Although never given an official name, a "Mammy memorial" was a proposed memorial to be located in the District of Columbia, United States, that would have honored enslaved African domestic workers of the Antebellum South, known pejoratively as "mammys".

The idea was reported as early as 1910 in a newspaper article. A group called the "Mammy Memorial Institute", based in Athens, Georgia, sought donations from the public for the monument. In 1923, Mississippi Senator John Sharp Williams introduced a bill for its construction that was backed by the United Daughters of the Confederacy and Congressman Charles Manly Stedman from North Carolina made a speech in favour of it in the United States House of Representatives which was cheered by representatives from both Republican and Democratic parties.

Design proposals were submitted to the United Daughters of the Confederacy by sculptors and architects seeking the commission.
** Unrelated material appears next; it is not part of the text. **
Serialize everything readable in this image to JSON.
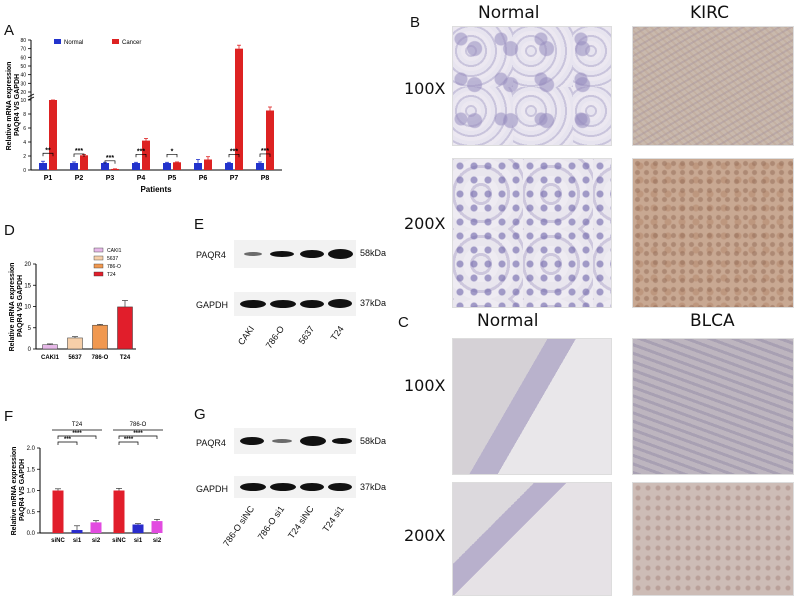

These included submissions by Canadian-American Ulric Stonewall Jackson Dunbar and Romanian/Hungarian-American George Julian Zolnay, known as the Sculptor of the Confederacy for the number of commissions he had undertaken of Confederate subjects on behalf of Southern clients.

The proposed monument was immediately condemned by African Americans and other groups such as the Women's Relief Corps of the Grand Army of the Republic and the New York World newspaper. It was condemned in a widely-circulated editorial in the Washington Evening Star written by Mary Church Terrell. The Chicago Defender published a cartoon showing a white southerner presenting plans for the monument to the hanging body of a lynching victim.

Many commentators viewed the memorial as objectionable in itself as well as a waste of money that could be better used improving the lives of living black people. Petitions and letters opposed to the monument were sent to politicians, including ones sent to Vice-President Calvin Coolidge and House Speaker Frederick H. Gillett that carried the signatures of 2000 black women. Ultimately, the controversy raised by the monument caused its bill to be dropped and no further action on it was taken.

The monument would have been located on Massachusetts Avenue. In 2002, a Statue of Tomáš Garrigue Masaryk was erected on the site.